Минуту назад трепетавшая от ужаса, теперь она дрожала от гнева, сверкая расширенными, как будто еще больше потемневшими очами. Слова ее, однако, пробудили злость и в сидящем напротив мужчине: Феб, Феб – один лишь Феб! Снова она говорит об этом солдафоне. Ярость настолько ослепила ревнивца, что он даже не успел осознать, что именно она сказала, рывком откидывая одеяло и притягивая к себе протестующе затрепыхавшуюся девушку.

- Заколол – да, заколол, – быстро зашептал Фролло, крепко удерживая свою жертву и с силой сжимая хрупкие плечи. – И, если ты помнишь, намерен довершить начатое, если ты не прекратишь вспоминать о нем!.. Хочешь, чтобы мальчишка жил, – отдайся мне!

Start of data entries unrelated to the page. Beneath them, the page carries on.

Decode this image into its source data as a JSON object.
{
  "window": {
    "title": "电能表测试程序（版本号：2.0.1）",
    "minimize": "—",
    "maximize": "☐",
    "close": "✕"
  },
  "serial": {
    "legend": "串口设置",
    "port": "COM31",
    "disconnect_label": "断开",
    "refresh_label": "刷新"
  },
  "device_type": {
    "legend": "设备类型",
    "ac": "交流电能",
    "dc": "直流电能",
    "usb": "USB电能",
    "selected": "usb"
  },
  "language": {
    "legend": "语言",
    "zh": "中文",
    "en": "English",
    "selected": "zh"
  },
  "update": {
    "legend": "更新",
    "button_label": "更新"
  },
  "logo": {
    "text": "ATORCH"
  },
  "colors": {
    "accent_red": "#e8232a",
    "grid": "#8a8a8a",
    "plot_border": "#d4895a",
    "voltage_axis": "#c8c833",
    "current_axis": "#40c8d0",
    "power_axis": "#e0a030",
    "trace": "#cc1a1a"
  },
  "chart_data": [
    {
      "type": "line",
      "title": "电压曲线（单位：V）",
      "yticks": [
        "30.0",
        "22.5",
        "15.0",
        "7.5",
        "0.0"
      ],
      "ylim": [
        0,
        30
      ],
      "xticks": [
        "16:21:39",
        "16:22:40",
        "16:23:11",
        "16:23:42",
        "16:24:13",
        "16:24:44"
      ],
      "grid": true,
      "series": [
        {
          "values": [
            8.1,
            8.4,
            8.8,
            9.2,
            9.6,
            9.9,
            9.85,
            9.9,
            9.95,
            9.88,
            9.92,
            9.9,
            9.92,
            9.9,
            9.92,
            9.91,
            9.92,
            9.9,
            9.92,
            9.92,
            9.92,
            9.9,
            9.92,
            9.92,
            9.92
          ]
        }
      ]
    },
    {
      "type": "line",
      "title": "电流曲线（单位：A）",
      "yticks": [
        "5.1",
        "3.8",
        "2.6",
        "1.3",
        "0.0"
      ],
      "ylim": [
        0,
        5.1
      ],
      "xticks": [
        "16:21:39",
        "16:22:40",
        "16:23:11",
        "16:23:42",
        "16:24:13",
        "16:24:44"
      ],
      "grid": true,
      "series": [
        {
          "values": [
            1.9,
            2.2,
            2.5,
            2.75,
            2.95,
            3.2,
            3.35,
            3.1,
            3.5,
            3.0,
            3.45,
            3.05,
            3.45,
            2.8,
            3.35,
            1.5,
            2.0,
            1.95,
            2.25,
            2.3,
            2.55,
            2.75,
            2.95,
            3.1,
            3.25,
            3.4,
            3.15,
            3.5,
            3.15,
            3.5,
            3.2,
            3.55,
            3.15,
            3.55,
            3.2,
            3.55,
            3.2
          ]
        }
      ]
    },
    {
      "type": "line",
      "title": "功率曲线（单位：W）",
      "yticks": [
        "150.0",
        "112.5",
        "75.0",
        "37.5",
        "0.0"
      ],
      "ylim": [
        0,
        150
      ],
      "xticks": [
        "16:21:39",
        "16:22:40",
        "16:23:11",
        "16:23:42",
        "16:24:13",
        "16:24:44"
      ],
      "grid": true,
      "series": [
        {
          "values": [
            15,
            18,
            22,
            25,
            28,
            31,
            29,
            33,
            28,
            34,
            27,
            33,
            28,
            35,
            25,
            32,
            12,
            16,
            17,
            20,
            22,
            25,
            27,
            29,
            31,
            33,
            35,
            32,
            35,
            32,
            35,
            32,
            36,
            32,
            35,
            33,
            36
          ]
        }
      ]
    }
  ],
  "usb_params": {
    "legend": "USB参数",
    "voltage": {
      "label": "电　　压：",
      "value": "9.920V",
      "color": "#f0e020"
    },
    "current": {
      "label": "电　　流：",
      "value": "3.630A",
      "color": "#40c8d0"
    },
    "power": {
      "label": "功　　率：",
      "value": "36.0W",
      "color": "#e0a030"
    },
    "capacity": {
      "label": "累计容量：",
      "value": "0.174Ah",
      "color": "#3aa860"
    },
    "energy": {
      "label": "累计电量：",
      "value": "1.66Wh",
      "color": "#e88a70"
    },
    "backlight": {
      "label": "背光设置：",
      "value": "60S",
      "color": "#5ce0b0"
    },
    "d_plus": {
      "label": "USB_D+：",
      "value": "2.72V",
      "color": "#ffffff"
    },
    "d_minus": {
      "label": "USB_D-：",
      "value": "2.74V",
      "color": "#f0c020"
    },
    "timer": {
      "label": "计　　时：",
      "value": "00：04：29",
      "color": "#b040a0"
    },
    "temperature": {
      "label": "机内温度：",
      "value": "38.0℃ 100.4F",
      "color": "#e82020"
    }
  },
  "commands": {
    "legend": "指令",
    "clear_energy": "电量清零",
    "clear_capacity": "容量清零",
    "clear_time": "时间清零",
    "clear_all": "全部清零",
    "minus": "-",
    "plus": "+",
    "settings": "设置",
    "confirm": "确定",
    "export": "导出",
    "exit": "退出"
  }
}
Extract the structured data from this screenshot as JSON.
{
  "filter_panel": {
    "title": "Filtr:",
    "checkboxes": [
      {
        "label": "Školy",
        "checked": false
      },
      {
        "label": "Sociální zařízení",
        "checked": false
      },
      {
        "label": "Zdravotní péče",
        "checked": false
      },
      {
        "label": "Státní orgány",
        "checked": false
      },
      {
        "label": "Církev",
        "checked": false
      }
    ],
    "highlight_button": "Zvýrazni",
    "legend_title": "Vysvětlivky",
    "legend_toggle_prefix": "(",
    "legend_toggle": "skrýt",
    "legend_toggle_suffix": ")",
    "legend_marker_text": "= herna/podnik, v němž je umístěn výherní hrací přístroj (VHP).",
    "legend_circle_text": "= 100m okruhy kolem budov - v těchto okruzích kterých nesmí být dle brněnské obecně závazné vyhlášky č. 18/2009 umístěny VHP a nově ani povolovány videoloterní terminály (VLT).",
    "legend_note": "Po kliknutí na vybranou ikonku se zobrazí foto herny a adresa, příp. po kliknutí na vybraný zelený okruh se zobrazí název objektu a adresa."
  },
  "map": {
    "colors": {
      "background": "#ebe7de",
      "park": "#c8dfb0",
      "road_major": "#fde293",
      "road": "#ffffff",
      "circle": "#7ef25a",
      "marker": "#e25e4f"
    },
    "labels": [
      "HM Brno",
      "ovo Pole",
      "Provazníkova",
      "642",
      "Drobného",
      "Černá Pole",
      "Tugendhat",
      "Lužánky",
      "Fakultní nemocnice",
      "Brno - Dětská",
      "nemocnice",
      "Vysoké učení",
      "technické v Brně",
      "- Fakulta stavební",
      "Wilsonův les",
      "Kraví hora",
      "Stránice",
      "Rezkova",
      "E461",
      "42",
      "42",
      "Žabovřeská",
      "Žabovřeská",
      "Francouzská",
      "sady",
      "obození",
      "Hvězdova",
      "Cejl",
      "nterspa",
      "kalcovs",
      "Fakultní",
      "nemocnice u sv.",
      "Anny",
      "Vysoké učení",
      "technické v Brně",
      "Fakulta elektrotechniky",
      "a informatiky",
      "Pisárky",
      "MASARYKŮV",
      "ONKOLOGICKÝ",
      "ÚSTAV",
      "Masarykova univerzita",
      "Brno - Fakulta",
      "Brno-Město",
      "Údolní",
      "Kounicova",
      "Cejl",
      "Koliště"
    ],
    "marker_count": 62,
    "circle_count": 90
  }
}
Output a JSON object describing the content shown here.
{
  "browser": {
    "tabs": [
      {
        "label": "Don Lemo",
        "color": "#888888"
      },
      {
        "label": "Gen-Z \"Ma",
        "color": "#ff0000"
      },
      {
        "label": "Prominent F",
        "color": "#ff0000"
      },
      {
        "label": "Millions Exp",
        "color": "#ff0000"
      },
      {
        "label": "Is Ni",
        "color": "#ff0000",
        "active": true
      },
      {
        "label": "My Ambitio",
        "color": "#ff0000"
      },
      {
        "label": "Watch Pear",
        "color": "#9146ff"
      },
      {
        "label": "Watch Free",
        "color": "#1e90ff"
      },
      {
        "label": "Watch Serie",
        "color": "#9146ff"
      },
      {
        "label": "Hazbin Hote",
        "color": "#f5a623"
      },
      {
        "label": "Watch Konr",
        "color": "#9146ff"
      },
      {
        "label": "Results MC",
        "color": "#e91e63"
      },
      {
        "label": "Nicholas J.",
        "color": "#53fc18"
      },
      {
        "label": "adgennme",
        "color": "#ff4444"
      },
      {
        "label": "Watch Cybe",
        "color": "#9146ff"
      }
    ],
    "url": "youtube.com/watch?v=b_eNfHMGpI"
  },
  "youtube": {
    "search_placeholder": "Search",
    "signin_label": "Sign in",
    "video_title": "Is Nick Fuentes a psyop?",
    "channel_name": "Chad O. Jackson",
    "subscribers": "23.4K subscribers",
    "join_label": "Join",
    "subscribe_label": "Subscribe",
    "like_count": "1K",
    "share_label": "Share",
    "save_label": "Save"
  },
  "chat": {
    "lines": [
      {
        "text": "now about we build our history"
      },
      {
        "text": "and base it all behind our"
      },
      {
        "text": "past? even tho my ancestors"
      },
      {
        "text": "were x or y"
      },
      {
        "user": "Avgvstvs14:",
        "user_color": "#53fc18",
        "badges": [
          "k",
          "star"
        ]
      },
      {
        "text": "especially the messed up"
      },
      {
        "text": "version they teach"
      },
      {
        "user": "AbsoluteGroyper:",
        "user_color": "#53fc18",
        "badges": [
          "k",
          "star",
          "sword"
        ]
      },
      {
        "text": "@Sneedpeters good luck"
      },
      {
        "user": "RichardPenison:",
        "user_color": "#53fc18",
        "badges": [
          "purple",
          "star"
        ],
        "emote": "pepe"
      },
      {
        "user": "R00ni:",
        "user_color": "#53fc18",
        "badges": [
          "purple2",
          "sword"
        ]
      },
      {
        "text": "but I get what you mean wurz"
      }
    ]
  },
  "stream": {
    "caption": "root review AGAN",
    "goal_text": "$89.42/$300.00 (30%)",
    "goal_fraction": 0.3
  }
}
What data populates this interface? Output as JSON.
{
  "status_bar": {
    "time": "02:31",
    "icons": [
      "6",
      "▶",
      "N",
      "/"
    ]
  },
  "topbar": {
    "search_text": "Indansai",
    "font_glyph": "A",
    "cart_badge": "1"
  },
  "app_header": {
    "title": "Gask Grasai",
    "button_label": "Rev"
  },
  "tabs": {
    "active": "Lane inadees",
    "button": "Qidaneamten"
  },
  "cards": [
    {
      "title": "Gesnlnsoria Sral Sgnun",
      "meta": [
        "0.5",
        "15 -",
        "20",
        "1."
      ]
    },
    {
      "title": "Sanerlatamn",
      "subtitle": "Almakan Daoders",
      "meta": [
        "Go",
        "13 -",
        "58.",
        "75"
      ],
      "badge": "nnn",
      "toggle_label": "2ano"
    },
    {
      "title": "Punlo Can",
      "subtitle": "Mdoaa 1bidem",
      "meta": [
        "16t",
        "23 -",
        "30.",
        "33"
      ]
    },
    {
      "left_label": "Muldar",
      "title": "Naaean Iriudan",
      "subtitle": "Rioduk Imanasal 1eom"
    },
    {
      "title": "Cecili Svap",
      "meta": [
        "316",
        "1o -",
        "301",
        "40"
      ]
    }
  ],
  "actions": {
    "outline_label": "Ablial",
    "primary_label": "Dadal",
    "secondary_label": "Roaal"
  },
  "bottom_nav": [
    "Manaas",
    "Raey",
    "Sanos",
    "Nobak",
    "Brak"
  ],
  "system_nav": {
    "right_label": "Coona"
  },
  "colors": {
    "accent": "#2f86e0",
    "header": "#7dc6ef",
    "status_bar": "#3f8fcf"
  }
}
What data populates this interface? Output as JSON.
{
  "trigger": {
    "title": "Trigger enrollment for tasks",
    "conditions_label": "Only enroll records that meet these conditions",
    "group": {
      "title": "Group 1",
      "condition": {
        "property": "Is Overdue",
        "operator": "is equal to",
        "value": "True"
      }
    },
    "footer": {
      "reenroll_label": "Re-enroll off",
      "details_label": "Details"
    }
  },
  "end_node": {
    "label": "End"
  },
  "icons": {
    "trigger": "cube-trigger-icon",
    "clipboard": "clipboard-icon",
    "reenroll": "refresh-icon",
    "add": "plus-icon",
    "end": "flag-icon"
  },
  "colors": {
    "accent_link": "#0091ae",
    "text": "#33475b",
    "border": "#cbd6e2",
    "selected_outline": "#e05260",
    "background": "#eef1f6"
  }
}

Прелестница приглушенно вскрикнула, сделав последнюю отчаянную попытку вырваться, и обмякла, обреченным жестом обхватив себя тонкими ручками. Архидьякон, ничего почти не соображая, всем телом навалился на сдавшуюся пленницу и начал покрывать ее тело жестокими поцелуями. Скользнув под ткань платья, он грубо впился длинными пальцами в нежное бедро, другой рукой заставляя девушку отнять от груди ладони. Та снова попыталась воспротивиться – скорее, инстинктивно, нежели осознанно. Тогда священник, перехватив ее руки своими, буквально пригвоздил жертву к кровати, не позволяя ей уклониться от настойчивых поцелуев и лишая последней возможности защититься от этого бешеного натиска.

Чувствовать под собой извивающееся тело, ощущать ее трепещущую грудь, видеть это прекрасное личико всего в паре дюймов от себя и понимать, что теперь маленькая колдунья полностью в его власти – это опьяняло сильнее самого терпкого вина. Мужчина впился иссушающим поцелуем в манящие уста, сулящие райское блаженство, однако Эсмеральда лишь плотнее сжала губы, не позволяя углубить поцелуй.

- Ты ведь помнишь, что жизнь павлина в блестящем мундире в твоих руках?.. – прошипел палач в самое ее ухо; у нее не было сил ответить, лишь затрепетали длинные ресницы.

В этот раз губы ее были мягкие и еще слаще, чем он мог представить. Смуглянка покорно позволяла целовать себя; лишь содрогнулась от отвращения, когда язык его соприкоснулся с ее.

- Ты сводишь меня с ума, – шептал Клод, лаская языком маленькое ушко. – Ты сладкое, порочное искушение, которому невозможно долее противиться… Моя красавица!..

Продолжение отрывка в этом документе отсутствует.